The weird thing about these spurs is how clean and stable they are. Switching power supply noise is generally not frequency-stable and it is not a clean CW carrier.  This one is actually TWO clean carriers, separated by about 150 Hz.

Alan N1AL


On 6/7/22 17:43, Fred Jensen wrote:
I did the "Main Breaker 2-Step" and nothing went away.  My noise on 80 and 40 on the K3/P3 is highly varied ...

1.  Narrow discrete carriers [that appear linked, 25-35 kHz apart] come and go, sometimes within seconds

2.  Broad [5-10 kHz] bands of noise, often without any harmonic brethren [that I can find] that come in pulses that look like wide-band AMTOR

3. "Rope-like" noise on the WF, with and without harmonic brethren that often changes in character but mainly a primary signal oscillating back and forth in frequency over maybe 5 kHz.

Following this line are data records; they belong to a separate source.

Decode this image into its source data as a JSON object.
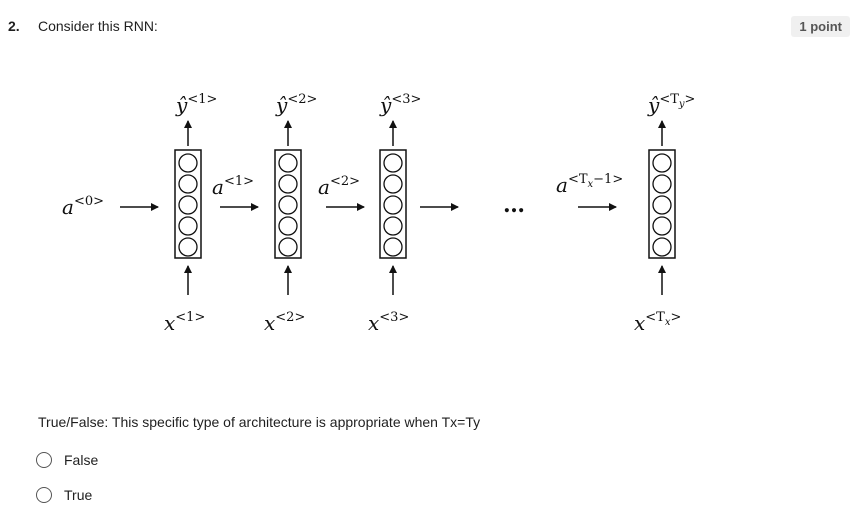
{
  "question": {
    "number": "2.",
    "title": "Consider this RNN:",
    "points": "1 point",
    "prompt": "True/False: This specific type of architecture is appropriate when Tx=Ty"
  },
  "diagram": {
    "a0": {
      "base": "a",
      "sup": "<0>"
    },
    "cells": [
      {
        "y_hat": {
          "base": "ŷ",
          "sup": "<1>"
        },
        "x": {
          "base": "x",
          "sup": "<1>"
        },
        "a_out": {
          "base": "a",
          "sup": "<1>"
        }
      },
      {
        "y_hat": {
          "base": "ŷ",
          "sup": "<2>"
        },
        "x": {
          "base": "x",
          "sup": "<2>"
        },
        "a_out": {
          "base": "a",
          "sup": "<2>"
        }
      },
      {
        "y_hat": {
          "base": "ŷ",
          "sup": "<3>"
        },
        "x": {
          "base": "x",
          "sup": "<3>"
        }
      },
      {
        "y_hat": {
          "base": "ŷ",
          "sup_pre": "<T",
          "sup_sub": "y",
          "sup_post": ">"
        },
        "x": {
          "base": "x",
          "sup_pre": "<T",
          "sup_sub": "x",
          "sup_post": ">"
        }
      }
    ],
    "ellipsis": "…",
    "a_last": {
      "base": "a",
      "sup_pre": "<T",
      "sup_sub": "x",
      "sup_post": "−1>"
    }
  },
  "options": [
    {
      "label": "False"
    },
    {
      "label": "True"
    }
  ]
}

Underground utilities, but we do have a 345 kV transmission line about two miles away that runs from a large power plant 5 or 6 miles east to somewhere up in OR near the Columbia.  Sources are a mystery, but I've suspected harmonics of transmission line carrier-current signaling ... they really look like sometimes it's just idling, and then a burst of information.

73,

Fred ["Skip"] K6DGW
Sparks NV DM09dn
Washoe County

Alan Bloom wrote on 6/7/2022 4:21 PM:
As part of christening my new QTH/antenna/rig here at N1AL, today I did the test where I recorded all off-the-air spurious signals on all bands and then threw the main circuit  breaker for the house and did the measurement again, powering the K4 from a battery.  This is to identify any spurs that are coming from my house so I can do further sleuthing to figure out what is causing them.

One spur (or set of spurs) has me mystified.  It is a series of harmonics, with very stable frequencies, spaced at precisely 24 kHz, that extend from roughly 6.6 MHz to 7.4 MHz.  Each spur consists of a main carrier and a secondary carrier approximately 150 Hz lower in frequency and approximately 8 dB lower in amplitude.  The spurs are all the same amplitude, around -90 dBm (S6), dropping off as you approach 6.6 or 7.4 MHz.  I don't see these spurs on any other band.

The spur amplitudes did not change when I turned off AC power, so it can't be the rig's switching power supply or any other electronic device in the house.  It's nothing internal to the radio because if I switch to a dummy antenna the spurs go away.

So it's coming in through the antenna.  The antenna is a 6-band trap vertical about 30 feet from the house, with the coax coming underground to the shack.  We're on a large lot, there is a canyon (i.e. no houses) behind the property, and there is a vacant lot on the side where the antenna is located so the nearest houses in the neighborhood are about 150 feet away from the antenna.

The electric utility power lines switch from overhead to underground at our property line, about 150 feet away from the antenna. Internet is via cable, which is underground also.  Both power and Internet enter at the far end of the main house, which is over 100 feet from the shack, located in a granny unit.

I believe the exact fundamental frequency is 7007.03 kHz / 292 = 23.9967 kHz, in case that's a clue.

Anyone have any ideas of what could be causing this?